The Islam and the city: building religious and urban spaces in the Middle Ages
Historical Islamic cities cannot be understood without mosques. They are essential elements for the daily life of Muslims, the clearest materialization of their culture, and landmarks of Muslim landscape. In the Middle Ages, their role in urban areas went beyond religious implications, as they were also related to the general organization and configuration of neighbourhoods. Mosques generated strong social interactions and movements around them, key to define and understand Islamic medieval settlements.
Despite their paramount importance, these implications have been rarely examined. Mosques have received very uneven treatment in research, which has traditionally focused only in major or more monumental ones. While Friday mosques are often mentioned, the more modest have been barely regarded by scholars. Although there are a few recent publications that vindicate their existence in al-Andalus, areas such as the central lands of Islam and the North of Africa tend to be disregarded. There is also a general lack of urban perspective in these works.
This background triggers this research action, which intends to offer a new perspective about the origin and evolution of Islamic cities from the analysis of religious spaces as the main referent in urbanism. One most ambitious objective is to understand how the medieval city was conceived and configured, and how it evolved along time.
This new multidisciplinary and crosscut perspective has already been successfully tested in Córdoba, Spain (Madinat Qurtuba), which has been a paramount focus of my research until now. Beyond its famous Great Mosque, I have explored deep and in detail the role that secondary mosques played in the urban development of Qurtuba from the 8th to the 13th c., highlighting the most recent archaeological data for this purpose. However, the case study of Córdoba was by no means my ultimate goal, but the stimulus to reflect on the morphology of Islamic cities along the Middle Ages.

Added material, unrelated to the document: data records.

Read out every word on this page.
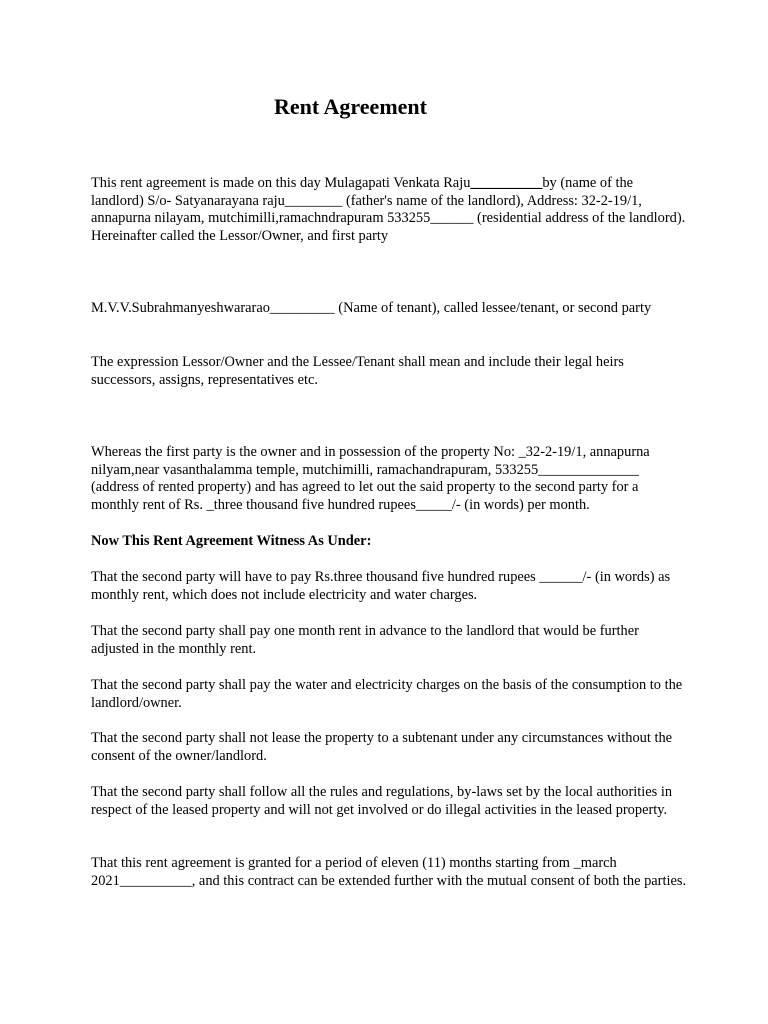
Rent Agreement

This rent agreement is made on this day Mulagapati Venkata Raju__________by (name of the landlord) S/o- Satyanarayana raju________ (father's name of the landlord), Address: 32-2-19/1, annapurna nilayam, mutchimilli,ramachndrapuram 533255______ (residential address of the landlord). Hereinafter called the Lessor/Owner, and first party

M.V.V.Subrahmanyeshwararao_________ (Name of tenant), called lessee/tenant, or second party

The expression Lessor/Owner and the Lessee/Tenant shall mean and include their legal heirs successors, assigns, representatives etc.

Whereas the first party is the owner and in possession of the property No: _32-2-19/1, annapurna nilyam,near vasanthalamma temple, mutchimilli, ramachandrapuram, 533255______________ (address of rented property) and has agreed to let out the said property to the second party for a monthly rent of Rs. _three thousand five hundred rupees_____/- (in words) per month.

Now This Rent Agreement Witness As Under:

That the second party will have to pay Rs.three thousand five hundred rupees ______/- (in words) as monthly rent, which does not include electricity and water charges.

That the second party shall pay one month rent in advance to the landlord that would be further adjusted in the monthly rent.

That the second party shall pay the water and electricity charges on the basis of the consumption to the landlord/owner.

That the second party shall not lease the property to a subtenant under any circumstances without the consent of the owner/landlord.

That the second party shall follow all the rules and regulations, by-laws set by the local authorities in respect of the leased property and will not get involved or do illegal activities in the leased property.

That this rent agreement is granted for a period of eleven (11) months starting from _march 2021__________, and this contract can be extended further with the mutual consent of both the parties.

For that reason, the main focus of my research project at the Max-Weber-Kolleg is set on Madinat al-Zahra (Córdoba, Spain).
The objective is twofold. First, mosques of the Umayyad palatine city of Madinat al-Zahra will be analyzed to acquire a better knowledge about the city’s urban planning, spatial configuration and development during the Umayyad caliphate in the 10th c. Second, results obtained will be compared with the ones existing for Córdoba, in order to identify specific urban dynamics that may have defined cities’ urbanism. This comparison will draw a first outline of andalusí caliphal complexities in the 10th c., necessary to start raising comparative urban studies in the framework of Islamic cities beyond al-Andalus’ geographical area.
GONZÁLEZ GUTIÉRREZ, C. The Islamic city through its mosques: an overview from Córdoba (accepted at BRILL, currently in preparation).
GONZÁLEZ GUTIÉRREZ, C. (2016): Las mezquitas de la Córdoba islámica: concepto, tipología y función urbana, Córdoba.
GONZÁLEZ GUTIÉRREZ, C. (2012): Las mezquitas de barrio de Madinat Qurtuba: una aproximación arqueológica, Córdoba.